The last time a series in South Africa stayed alive until the final match, Herschelle Gibbs stunned the world by leading the assault on Australia's 434 in Johannesburg. More than a year later he responded to another crunch situation - though New Zealand didn't set quite as stiff a target at Newlands - with another breathtaking hundred, one that continued South Africa's unbeaten streak in ODI series at home since 2001-02.

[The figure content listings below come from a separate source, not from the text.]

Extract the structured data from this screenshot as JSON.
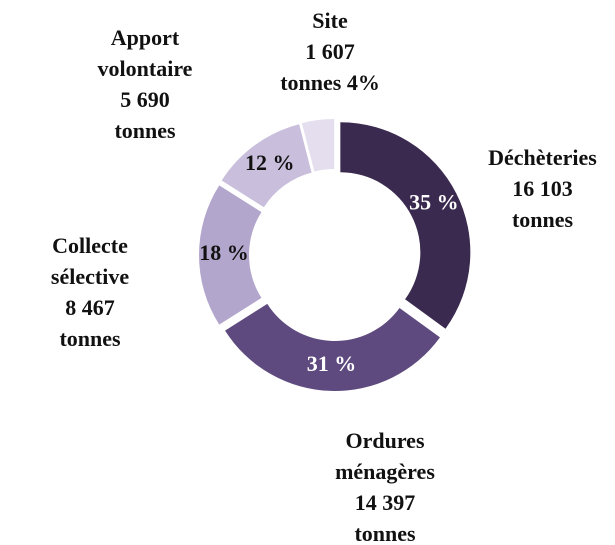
{
  "chart_data": {
    "type": "donut",
    "categories": [
      "Déchèteries",
      "Ordures ménagères",
      "Collecte sélective",
      "Apport volontaire",
      "Site"
    ],
    "values": [
      35,
      31,
      18,
      12,
      4
    ],
    "value_labels": [
      "35 %",
      "31 %",
      "18 %",
      "12 %",
      "4%"
    ],
    "tonnages": [
      16103,
      14397,
      8467,
      5690,
      1607
    ],
    "tonnage_labels": [
      "16 103",
      "14 397",
      "8 467",
      "5 690",
      "1 607"
    ],
    "unit": "tonnes",
    "colors": [
      "#3b2a4f",
      "#5e4a7e",
      "#b3a6cc",
      "#c9bfdc",
      "#e4deee"
    ],
    "annotation": "35 %"
  }
}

A target of 239 can be tricky if approached tentatively; Gibbs was anything but. His performance was so commanding it almost overshadowed that of Graeme Smith, his partner in a 173-run stand for the first wicket that should have ensured a comfortable victory. There was a hint of a choke as the run-rate dropped sharply after Gibbs was dismissed - the second wicket to fall, with the score at 187 - but Mark Boucher and Shaun Pollock eventually completed the victory with 28 balls to spare.
The groundwork, however, had been laid by a disciplined bowling effort. South Africa made one change to the side that lost at Port Elizabeth and brought in Dale Steyn for Albie Morkel, a decision that paid immediate dividends. New Zealand found few scoring opportunities as a succession of fast bowlers, maintaining relentless line and length, and excellent fielding stifled the run-rate. That New Zealand reached a competitive target, allowing their bowlers an outside chance of claiming their first series win in South Africa, was primarily due to Mathew Sinclair, who scored his first fifty against this opposition.
The element of competition, however, vanished after the lunch break. Gibbs had made a duck and dropped a crucial catch in Port Elizabeth but he more than made up for it today. His initial runs came on the leg side through flicks and on-drives because New Zealand's fast bowlers were too straight but soon he was hitting all parts of the Newlands boundary. The strongest statement on intent came when he stepped out and lofted Kyle Mills straight for the first of seven sixes.
Any tactics Daniel Vettori employed came to nothing. He used as many as six bowlers within the first 15 overs but Gibbs attacked everyone in his path. Brendon McCullum came up to the stumps to prevent Gibbs from stepping out but he responded by pulling and sweeping Jacob Oram for sixes over midwicket while standing firmly in his crease. Even spin failed to slow him down; Vettori went for 12 off his first two overs and Jeetan Patel for 30 off his first three. Gibbs raced towards his 19th hundred and got there by lofting Gillespie to the cover boundary off his 77th delivery.
Watching the spectacle from the other end was Smith. He struggled early on but, as the run-rate soared, it relieved the pressure on him and he took his time to get settled. The contrast between the two innings was evident when Smith cover-drove Gillespie for his first boundary in the 21st over. By that time the Newlands crowd had cheered nine fours and half-a-dozen sixes from Gibbs' bat.
Smith eventually fell for 51 and Gibbs, after deflating New Zealand with 119 off 101 balls, followed soon after but their partnership had set a near-perfect platform for victory.
The emphatic batting performance followed an impeccable bowling effort. Pollock set the tone with his first spell -18 off seven overs - and ensured that runs came at a trickle while Steyn pounded in from the other end. Steyn vindicated his selection by dismissing Brendon McCullum in his first over and accounted for Lou Vincent with a perfect slow yorker that uprooted leg stump.
New Zealand strove to consolidate but the support act of Andre Nel and Charl Langeveldt did not let up during the middle overs. They strangled New Zealand's batsman of the series, Jamie How, who after scoring 14 off his first 18 balls could score only one off the next 14 before his dismissal. Such was South Africa's discipline that New Zealand managed only 27 runs off the second and third Powerplays and sorely lacked momentum at 88 for 4 after 25 overs.
Styris' 60 and a useful 34 from Jacob Oram propped New Zealand up in the middle overs but they too perished when they attempted to clear the boundary. It was left to Sinclair to take New Zealand to a fighting total. He found the boundary with a flurry of pulls, sweeps past short fine leg and cover drives and was largely responsible for the 77 runs that New Zealand scored off the final ten overs.
The target of 239 was more than what New Zealand looked like getting at one stage but it was nowhere near enough against a rampant Gibbs, whose century even insured against a minor blip after his dismissal.